A little history lesson first. Today I turn 34, I was but 21 when I started writing and a pre-release copy of Dizzee Rascal’s Maths and English was pushed through my letterbox.
The press release stated that as I liked both hip-hop and indie-music, I would enjoy this album as it featured Alex Turner of Arctic Monkeys and the pop singer Lily Allen. True to this, I found I enjoyed not only these guest appearances but also a new genre I had yet to experience – grime.
Thirteen years later I’m stood on the balcony of O2 Academy Leeds, looking down on the very student freshers I once was when that Dizzee Rascal album was sent to me.
The venue atmosphere was the most electric I’ve seen the O2 Academy possibly since opening night when Kaiser Chiefs played.
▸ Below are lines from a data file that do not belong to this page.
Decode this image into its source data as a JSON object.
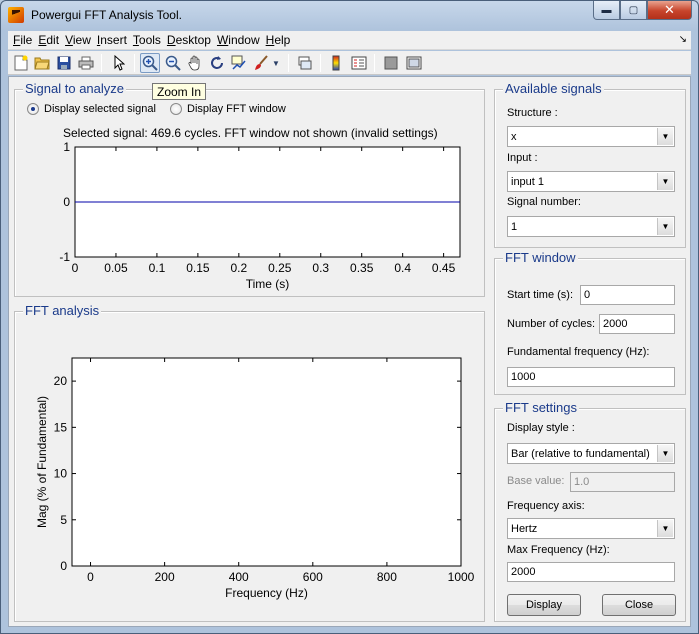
{
  "window": {
    "title": "Powergui FFT Analysis Tool.",
    "controls": {
      "minimize": "▬",
      "maximize": "▢",
      "close": "✕"
    }
  },
  "menubar": {
    "items": [
      {
        "label": "File",
        "mnemonic": "F",
        "rest": "ile"
      },
      {
        "label": "Edit",
        "mnemonic": "E",
        "rest": "dit"
      },
      {
        "label": "View",
        "mnemonic": "V",
        "rest": "iew"
      },
      {
        "label": "Insert",
        "mnemonic": "I",
        "rest": "nsert"
      },
      {
        "label": "Tools",
        "mnemonic": "T",
        "rest": "ools"
      },
      {
        "label": "Desktop",
        "mnemonic": "D",
        "rest": "esktop"
      },
      {
        "label": "Window",
        "mnemonic": "W",
        "rest": "indow"
      },
      {
        "label": "Help",
        "mnemonic": "H",
        "rest": "elp"
      }
    ],
    "overflow_icon": "↘"
  },
  "toolbar": {
    "icons": [
      "new-file-icon",
      "open-folder-icon",
      "save-icon",
      "print-icon",
      "pointer-icon",
      "zoom-in-icon",
      "zoom-out-icon",
      "pan-icon",
      "rotate-icon",
      "data-cursor-icon",
      "brush-icon",
      "brush-dropdown-icon",
      "link-icon",
      "colorbar-icon",
      "legend-icon",
      "hide-plot-tools-icon",
      "show-plot-tools-icon"
    ],
    "tooltip": "Zoom In"
  },
  "signal_panel": {
    "title": "Signal to analyze",
    "radio_selected": "Display selected signal",
    "radio_fft": "Display FFT window",
    "status": "Selected signal: 469.6 cycles. FFT window not shown (invalid settings)"
  },
  "fft_panel": {
    "title": "FFT analysis"
  },
  "available_signals": {
    "title": "Available signals",
    "structure_label": "Structure :",
    "structure_value": "x",
    "input_label": "Input :",
    "input_value": "input 1",
    "signal_number_label": "Signal number:",
    "signal_number_value": "1"
  },
  "fft_window": {
    "title": "FFT window",
    "start_time_label": "Start time (s):",
    "start_time_value": "0",
    "cycles_label": "Number of cycles:",
    "cycles_value": "2000",
    "fundamental_label": "Fundamental frequency (Hz):",
    "fundamental_value": "1000"
  },
  "fft_settings": {
    "title": "FFT settings",
    "display_style_label": "Display style :",
    "display_style_value": "Bar (relative to fundamental)",
    "base_value_label": "Base value:",
    "base_value_value": "1.0",
    "frequency_axis_label": "Frequency axis:",
    "frequency_axis_value": "Hertz",
    "max_frequency_label": "Max Frequency (Hz):",
    "max_frequency_value": "2000",
    "display_button": "Display",
    "close_button": "Close"
  },
  "chart_data": [
    {
      "type": "line",
      "title": "",
      "xlabel": "Time (s)",
      "ylabel": "",
      "xlim": [
        0,
        0.47
      ],
      "ylim": [
        -1,
        1
      ],
      "xticks": [
        0,
        0.05,
        0.1,
        0.15,
        0.2,
        0.25,
        0.3,
        0.35,
        0.4,
        0.45
      ],
      "xtick_labels": [
        "0",
        "0.05",
        "0.1",
        "0.15",
        "0.2",
        "0.25",
        "0.3",
        "0.35",
        "0.4",
        "0.45"
      ],
      "yticks": [
        -1,
        0,
        1
      ],
      "ytick_labels": [
        "-1",
        "0",
        "1"
      ],
      "series": [
        {
          "x": [
            0,
            0.47
          ],
          "y": [
            0,
            0
          ],
          "color": "#0000aa"
        }
      ],
      "grid": false
    },
    {
      "type": "bar",
      "title": "",
      "xlabel": "Frequency (Hz)",
      "ylabel": "Mag (% of Fundamental)",
      "xlim": [
        -50,
        1000
      ],
      "ylim": [
        0,
        22.5
      ],
      "xticks": [
        0,
        200,
        400,
        600,
        800,
        1000
      ],
      "xtick_labels": [
        "0",
        "200",
        "400",
        "600",
        "800",
        "1000"
      ],
      "yticks": [
        0,
        5,
        10,
        15,
        20
      ],
      "ytick_labels": [
        "0",
        "5",
        "10",
        "15",
        "20"
      ],
      "series": [],
      "grid": false
    }
  ]
}
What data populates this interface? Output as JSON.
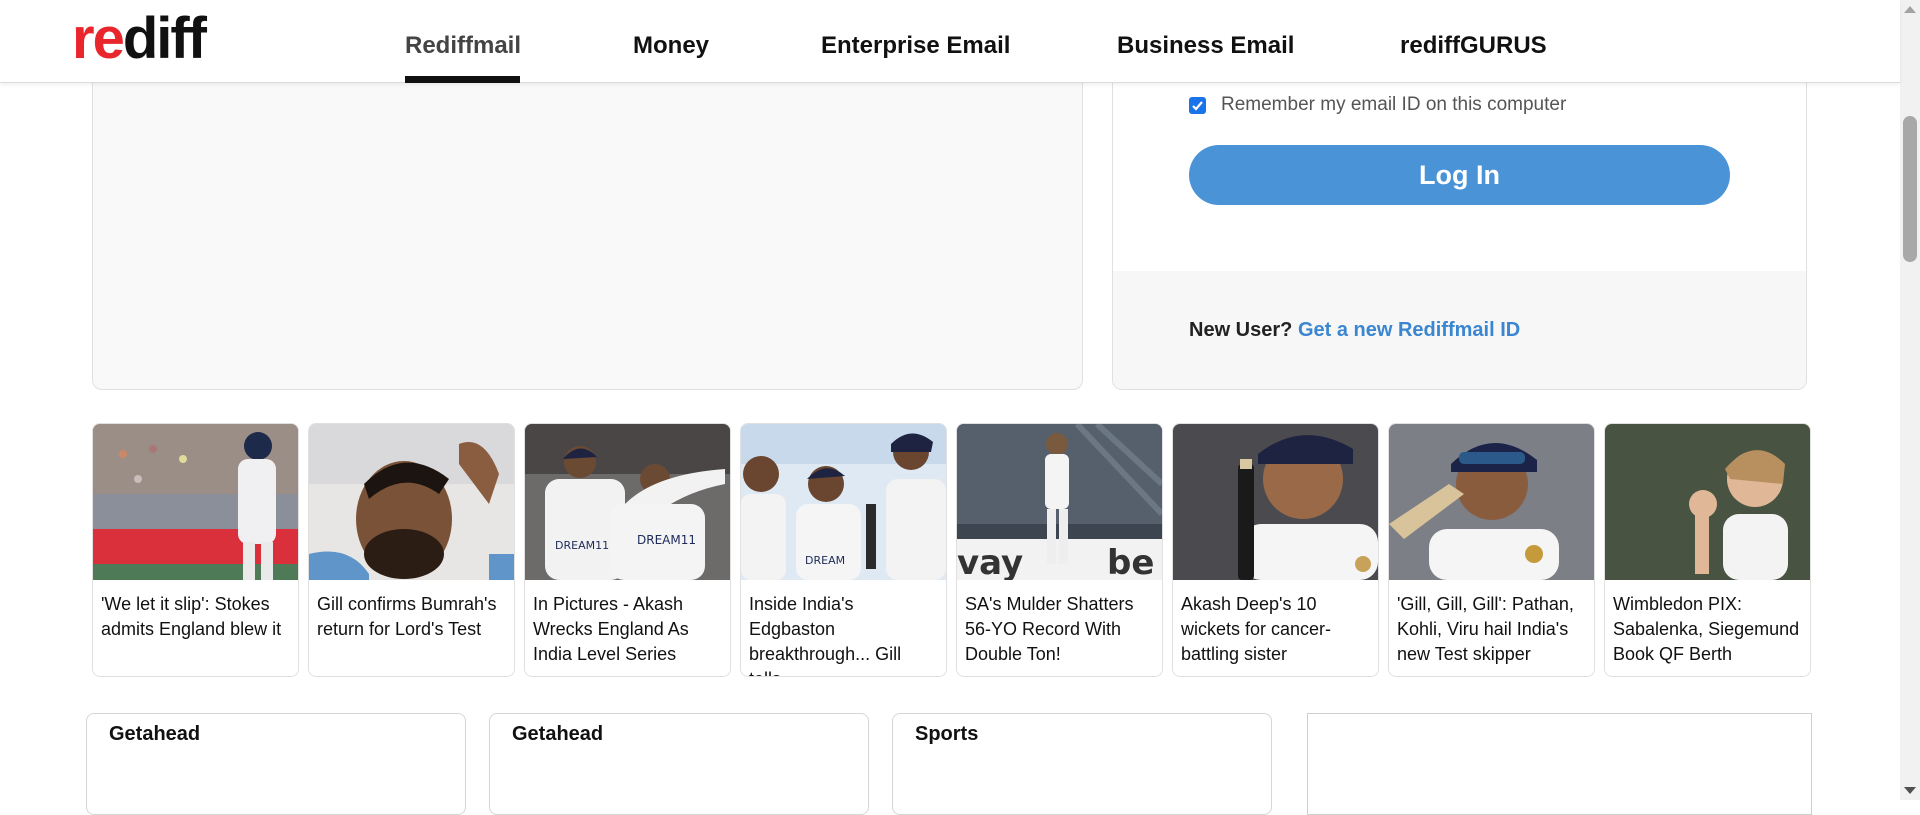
{
  "header": {
    "logo": {
      "red": "re",
      "black": "diff"
    },
    "nav": [
      "Rediffmail",
      "Money",
      "Enterprise Email",
      "Business Email",
      "rediffGURUS"
    ]
  },
  "login": {
    "remember_label": "Remember my email ID on this computer",
    "remember_checked": true,
    "login_button": "Log In",
    "new_user_prefix": "New User?",
    "new_user_link": "Get a new Rediffmail ID"
  },
  "news": [
    {
      "text": "'We let it slip': Stokes admits England blew it"
    },
    {
      "text": "Gill confirms Bumrah's return for Lord's Test"
    },
    {
      "text": "In Pictures - Akash Wrecks England As India Level Series"
    },
    {
      "text": "Inside India's Edgbaston breakthrough... Gill tells"
    },
    {
      "text": "SA's Mulder Shatters 56-YO Record With Double Ton!"
    },
    {
      "text": "Akash Deep's 10 wickets for cancer-battling sister"
    },
    {
      "text": "'Gill, Gill, Gill': Pathan, Kohli, Viru hail India's new Test skipper"
    },
    {
      "text": "Wimbledon PIX: Sabalenka, Siegemund Book QF Berth"
    }
  ],
  "sections": [
    "Getahead",
    "Getahead",
    "Sports"
  ],
  "colors": {
    "brand_red": "#e8262c",
    "login_button": "#4a93d6",
    "link": "#3a86d0"
  }
}
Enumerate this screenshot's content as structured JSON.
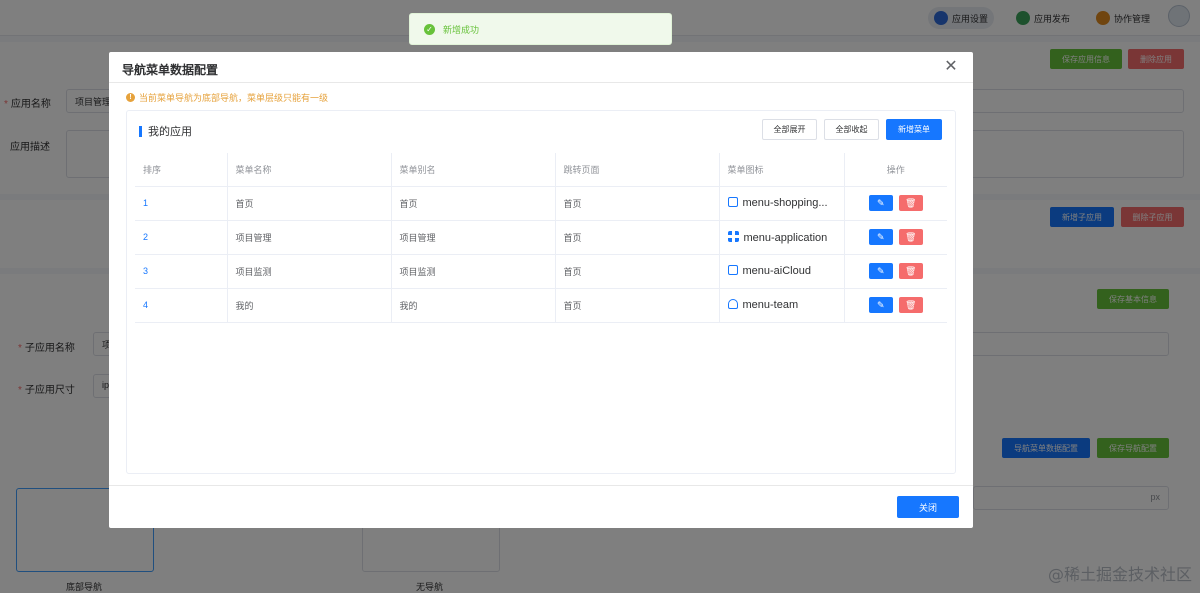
{
  "toast": {
    "message": "新增成功"
  },
  "topbar": {
    "actions": [
      {
        "label": "应用设置",
        "color": "#2f6bd8"
      },
      {
        "label": "应用发布",
        "color": "#3aa35a"
      },
      {
        "label": "协作管理",
        "color": "#e08a1e"
      }
    ]
  },
  "background": {
    "buttons": {
      "save_app_info": "保存应用信息",
      "delete_app": "删除应用",
      "add_sub_app": "新增子应用",
      "delete_sub_app": "删除子应用",
      "save_basic_info": "保存基本信息",
      "nav_menu_config": "导航菜单数据配置",
      "save_nav_config": "保存导航配置"
    },
    "fields": {
      "app_name_label": "应用名称",
      "app_name_value": "项目管理",
      "app_desc_label": "应用描述",
      "sub_app_name_label": "子应用名称",
      "sub_app_name_value": "项",
      "sub_app_size_label": "子应用尺寸",
      "sub_app_size_value": "ip",
      "unit": "px"
    },
    "layouts": [
      {
        "label": "底部导航"
      },
      {
        "label": "无导航"
      }
    ],
    "watermark": "@稀土掘金技术社区"
  },
  "dialog": {
    "title": "导航菜单数据配置",
    "tip": "当前菜单导航为底部导航，菜单层级只能有一级",
    "panel_title": "我的应用",
    "buttons": {
      "expand_all": "全部展开",
      "collapse_all": "全部收起",
      "add_menu": "新增菜单",
      "close": "关闭"
    },
    "table": {
      "headers": [
        "排序",
        "菜单名称",
        "菜单别名",
        "跳转页面",
        "菜单图标",
        "操作"
      ],
      "rows": [
        {
          "order": "1",
          "name": "首页",
          "alias": "首页",
          "page": "首页",
          "icon": "menu-shopping...",
          "icon_type": "shop"
        },
        {
          "order": "2",
          "name": "项目管理",
          "alias": "项目管理",
          "page": "首页",
          "icon": "menu-application",
          "icon_type": "grid"
        },
        {
          "order": "3",
          "name": "项目监测",
          "alias": "项目监测",
          "page": "首页",
          "icon": "menu-aiCloud",
          "icon_type": "cloud"
        },
        {
          "order": "4",
          "name": "我的",
          "alias": "我的",
          "page": "首页",
          "icon": "menu-team",
          "icon_type": "team"
        }
      ]
    }
  }
}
There wasn’t a single person in the crowd not joining in on the night, with Dizzee commanding the stage, and making more noise than any of the rest of Leeds’s venues combined.
Touring his new release Raskit, Dizzee Rascal powered through an albeit brief hour set of hits including Jus’ A Rascal, Bassline Junkie and Dance With Me, including new cuts Space, What You Gonna Do and a blistering encore of Bonkers.
Stage presence and bravado are the mainstays of any good act, and Dizzee Rascal is short on neither. The audience were told to create a mosh pit, the likes of which would rival any hardcore metal crowd.
Grime is on the agenda again, and whether you believe Dizzee has gone the commercial route or not, there is no denying who is still the ringleader and undisputed king of grime.
A business man, who’s still every bit the rascal.